Один на мысе Фелертон, среди завывания вьюги арктической ночи Пелетье день за днем боролся с лихорадкой, ожидая Мак-Вея. Вначале его наполняла надежда. Первый луч солнца, который они видели сквозь маленькое окошечко в то утро, когда Мак-Вей уехал в форт Черчилл, блеснул как раз вовремя, чтобы рассеять мрак в его голове. Три дня после того он все выглядывал в окошко, призывая всеми силами еще один такой же привет южных небес.

Но та метель, с которой боролась Изабелла на снежной равнине, день за днем свирепствовала над его головой, с треском, воем и свистом грохоча среди ледяных полей, неся с собой вновь непроницаемый мертвый покров арктической мглы, которая сводила его с ума. Он пытался не думать ни о чем, кроме Билли, о быстром беге его верного товарища на юг и о драгоценных письмах, которые он принесет, и он считал дни, делая отметки пером на двери, отделяющей его от серого и багрового хаоса арктического моря.

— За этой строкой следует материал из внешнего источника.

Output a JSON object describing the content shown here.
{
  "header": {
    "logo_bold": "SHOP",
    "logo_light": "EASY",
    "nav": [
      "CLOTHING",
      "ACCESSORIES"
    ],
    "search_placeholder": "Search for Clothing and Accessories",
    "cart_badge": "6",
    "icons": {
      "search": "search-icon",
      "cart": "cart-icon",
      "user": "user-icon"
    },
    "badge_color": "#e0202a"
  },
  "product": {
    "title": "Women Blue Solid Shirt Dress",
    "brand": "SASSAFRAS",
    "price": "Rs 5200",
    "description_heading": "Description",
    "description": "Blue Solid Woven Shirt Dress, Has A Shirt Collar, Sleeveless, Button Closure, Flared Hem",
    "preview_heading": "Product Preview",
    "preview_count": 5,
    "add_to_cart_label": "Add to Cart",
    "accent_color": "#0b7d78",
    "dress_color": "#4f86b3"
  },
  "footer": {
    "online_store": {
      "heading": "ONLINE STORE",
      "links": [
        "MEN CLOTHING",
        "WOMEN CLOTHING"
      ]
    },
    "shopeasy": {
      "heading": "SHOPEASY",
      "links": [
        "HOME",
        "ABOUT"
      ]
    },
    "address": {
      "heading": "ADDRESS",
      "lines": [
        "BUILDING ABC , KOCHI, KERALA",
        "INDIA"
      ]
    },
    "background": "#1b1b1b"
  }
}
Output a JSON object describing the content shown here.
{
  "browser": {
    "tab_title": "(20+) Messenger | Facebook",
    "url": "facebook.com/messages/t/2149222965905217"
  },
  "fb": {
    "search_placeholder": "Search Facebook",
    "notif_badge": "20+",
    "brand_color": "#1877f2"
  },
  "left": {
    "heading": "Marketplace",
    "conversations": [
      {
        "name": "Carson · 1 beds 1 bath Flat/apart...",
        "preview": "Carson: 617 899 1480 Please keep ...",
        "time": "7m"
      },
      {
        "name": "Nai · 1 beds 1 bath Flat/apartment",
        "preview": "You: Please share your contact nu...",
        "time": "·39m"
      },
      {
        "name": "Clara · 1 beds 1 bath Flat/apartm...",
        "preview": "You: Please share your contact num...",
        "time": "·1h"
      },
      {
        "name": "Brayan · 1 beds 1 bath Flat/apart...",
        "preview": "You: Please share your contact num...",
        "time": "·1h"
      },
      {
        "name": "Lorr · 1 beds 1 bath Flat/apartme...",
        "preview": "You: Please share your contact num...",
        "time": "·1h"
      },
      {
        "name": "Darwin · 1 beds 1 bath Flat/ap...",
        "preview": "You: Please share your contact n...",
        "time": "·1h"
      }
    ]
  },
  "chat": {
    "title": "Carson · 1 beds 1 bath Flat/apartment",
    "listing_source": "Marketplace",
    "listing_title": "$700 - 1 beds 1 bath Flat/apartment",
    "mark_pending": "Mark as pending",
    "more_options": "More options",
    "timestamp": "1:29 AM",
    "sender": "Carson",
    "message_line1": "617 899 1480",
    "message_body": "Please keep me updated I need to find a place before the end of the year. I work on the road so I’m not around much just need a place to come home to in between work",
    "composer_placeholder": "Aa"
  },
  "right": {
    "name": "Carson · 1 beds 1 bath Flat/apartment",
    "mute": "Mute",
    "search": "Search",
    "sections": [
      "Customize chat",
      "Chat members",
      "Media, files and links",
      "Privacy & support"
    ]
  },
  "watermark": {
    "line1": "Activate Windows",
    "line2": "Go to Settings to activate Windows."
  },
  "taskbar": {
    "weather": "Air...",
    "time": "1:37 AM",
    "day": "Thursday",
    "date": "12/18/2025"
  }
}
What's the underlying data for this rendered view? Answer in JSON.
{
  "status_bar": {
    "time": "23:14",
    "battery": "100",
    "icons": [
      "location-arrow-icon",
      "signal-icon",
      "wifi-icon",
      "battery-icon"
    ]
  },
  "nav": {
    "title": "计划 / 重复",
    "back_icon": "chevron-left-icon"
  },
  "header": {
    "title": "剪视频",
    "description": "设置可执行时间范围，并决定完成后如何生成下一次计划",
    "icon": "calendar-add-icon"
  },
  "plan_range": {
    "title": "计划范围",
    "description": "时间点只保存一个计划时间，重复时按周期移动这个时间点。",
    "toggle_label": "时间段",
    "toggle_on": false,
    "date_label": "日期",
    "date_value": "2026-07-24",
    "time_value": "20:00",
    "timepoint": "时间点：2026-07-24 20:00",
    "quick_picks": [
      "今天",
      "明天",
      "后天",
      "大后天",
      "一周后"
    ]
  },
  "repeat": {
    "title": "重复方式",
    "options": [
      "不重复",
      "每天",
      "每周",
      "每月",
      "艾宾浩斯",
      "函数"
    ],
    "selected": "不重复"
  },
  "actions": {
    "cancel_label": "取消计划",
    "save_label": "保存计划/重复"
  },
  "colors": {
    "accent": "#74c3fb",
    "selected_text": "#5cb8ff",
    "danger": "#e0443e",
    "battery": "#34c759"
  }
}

Наконец наступил день, когда он отказался от надежды. Он решил, что умирает. Он подсчитал отметки на дверях — их было шестнадцать. Как много дней прошло с тех пор, как Билли с собаками уехал. Если все шло хорошо, он сделал уже треть обратного пути, и через неделю будет дома.

Худое, лихорадочно горящее лицо Пелетье расплылось в безумную улыбку. Гораздо раньше конца этой недели, думал он, он непременно умрет. Лекарства и письма придут слишком поздно. Вероятно, опоздают на четыре или на пять дней. Прямо под последней отметкой он провел длинную черту и в конце ее написал дрожащими неразборчивыми буквами:

«Дорогой Билли, я думаю, что это мой последний день».

Потом он перетащился от двери к окну.

Там было то, что убивало его, — мертвый мир, простирающийся на сотни миль за видимый горизонт. К северу и к востоку не было ничего, кроме льда, нагроможденных друг на друга ледяных глыб, сначала белых, дальше серых, еще дальше багровых и, наконец, черных.

До него донесся глухой, никогда не прекращающийся рокот подводного течения, идущего от Ледовитого океана, прерывающийся время от времени оглушительным грохотом, когда гигантские силы раскалывали точно огромным ножом одну из этих ледяных глыб. Уже пять месяцев он слышал эти звуки, и кроме голоса Мак-Вея и бормотания эскимоса — никакого другого человеческого голоса. Только раз за четыре месяца он видел солнце, в то утро, когда уезжал Мак-Вей.

Он был на грани безумия. Многие до него сходили с ума. В окно ему видны были пять грубых деревянных крестов, отмечающих их могилы. В отчетах Северо-западной королевской стражи их называли героями. И скоро его, констебля Пелетье, будут упоминать в их числе. Мак-Вей напишет обо всем ей, милой верной девушке, за тысячи миль к югу, и она будет всегда помнить его — своего героя — и его одинокую могилу на мысе Фелертон, самом северном пункте царства закона.

Но она никогда не увидит этой могилы. Она никогда не посадит на ней цветов, как она сажает их на могиле своей матери, она никогда не узнает всего — даже половины; не узнает, как страстно он жаждал услышать звук ее голоса, почувствовать прикосновение ее руки, увидеть блеск ее нежных голубых глаз прежде чем умереть. Они должны были пожениться в августе, когда кончится срок его службы в королевской страже. Она ждет его. А в июле или в августе дойдет весть, что он умер.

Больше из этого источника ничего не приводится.